Discussing the larger state of the health care law, Schiliro said that White House felt buoyed by "the trajectory we are on," noting that the number of enrollees in federal exchanges had spiked to nearly one million in December after poor showings in October and November. While tracking polls show more people have had a negative experience with the law than a positive one, the numbers are moving in the administration's favor.

Schiliro declined to discuss the composition of the enrollees -- which will go a long way towards determining the stability of the exchanges, as they rely on the participation of younger, generally healthy consumers to keep costs down -- but said that he hopes the data will be available "within the next couple of weeks."

He also said it was "ludicrous" to think that more Americans ended up losing health care coverage than receiving it because of policy cancellations, calling the number of people whose existing plans were canceled "a number without meaning."

"Those are people who received notices," he said. "That is like saying that if you received a notice from the DMV that you had to renew your license, that meant your license wasn't renewed. All it is, is telling you that something is happening and you have to act on it."

Schiliro defended the administration's series of executive changes to the law, arguing that they were "common sense" reforms that helped with a naturally rocky transition. The White House has delayed the employer mandate and cuts to Medicare, in addition to allowing insurers to grandfather in more consumers and allowing consumers to re-up catastrophic insurance plans that were cancell=ed. All of this was done without congressional approval, prompting howls from Republicans and some agitation from Democrats.

"It is always an option," Schiliro said, when asked why the White House didn't ask for lawmakers to legislate these reforms. "I don’t think there is an exemplary record right now of getting changes past on any issue in Congress this past year. There are obviously differences up there. A lot of them are legitimate differences in philosophy.

"But the president has said this throughout," he said. "He is willing to work with anybody to make the law better. A lot of what we have done ... was people really acting in a common sense way."

As an example of what he called "overwrought criticism" of executive action, Schiliro highlighted the looser standards imposed on catastrophic plans. The only change the administration made, he said, was to simply grant a hardship exemption to a small group of individuals who want health care and are eager to find a better plan, but would benefit from a fallback option if the alternatives are too costly.

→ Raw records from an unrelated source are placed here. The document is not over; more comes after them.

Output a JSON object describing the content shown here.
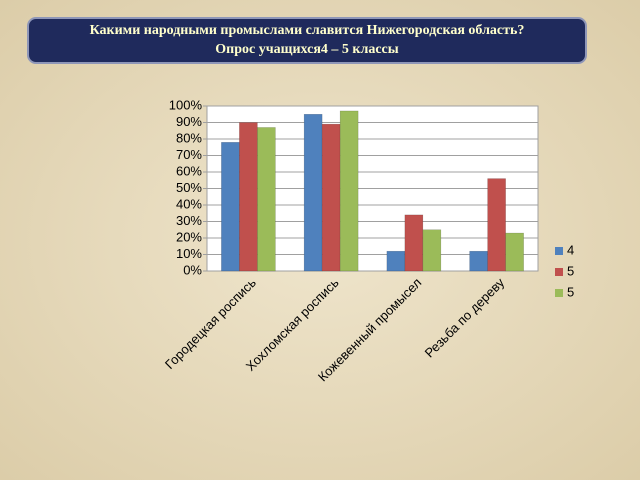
{
  "chart_data": {
    "type": "bar",
    "title": "Какими народными промыслами славится Нижегородская область?",
    "subtitle": "Опрос учащихся4 – 5 классы",
    "categories": [
      "Городецкая роспись",
      "Хохломская роспись",
      "Кожевенный промысел",
      "Резьба по дереву"
    ],
    "series": [
      {
        "name": "4",
        "color": "#4f81bd",
        "values": [
          78,
          95,
          12,
          12
        ]
      },
      {
        "name": "5",
        "color": "#c0504d",
        "values": [
          90,
          89,
          34,
          56
        ]
      },
      {
        "name": "5",
        "color": "#9bbb59",
        "values": [
          87,
          97,
          25,
          23
        ]
      }
    ],
    "ylim": [
      0,
      100
    ],
    "yticks": [
      {
        "value": 0,
        "label": "0%"
      },
      {
        "value": 10,
        "label": "10%"
      },
      {
        "value": 20,
        "label": "20%"
      },
      {
        "value": 30,
        "label": "30%"
      },
      {
        "value": 40,
        "label": "40%"
      },
      {
        "value": 50,
        "label": "50%"
      },
      {
        "value": 60,
        "label": "60%"
      },
      {
        "value": 70,
        "label": "70%"
      },
      {
        "value": 80,
        "label": "80%"
      },
      {
        "value": 90,
        "label": "90%"
      },
      {
        "value": 100,
        "label": "100%"
      }
    ],
    "grid": true,
    "legend": "right"
  }
}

"I don’t even know if [a reform like that] would pass or not," he said. "But it wasn't going to happen in December. That’s why I say most of this is just common sense adaptation to what circumstances are."

Going forward, Schiliro said that the White House would be ramping up its outreach campaign for the Affordable Care Act. He declined to discuss whether the administration was now more focused on individuals who had never purchased insurance versus those who were picking new plans. Nor did he preview any particularly new wrinkle in advertising strategy.

Outreach will be more robust, he said, in part because when there were problems with the federal website in October and November, the White House could not do a PR blitz.

"We had a really bad beginning, we had a really good December," he said. "December doesn't mean we will have a really good January, February or March. So that's why nobody here is complacent."

Disclosure: This reporter's wife works for the administration on matters of congressional oversight, including on the topic of health care reform.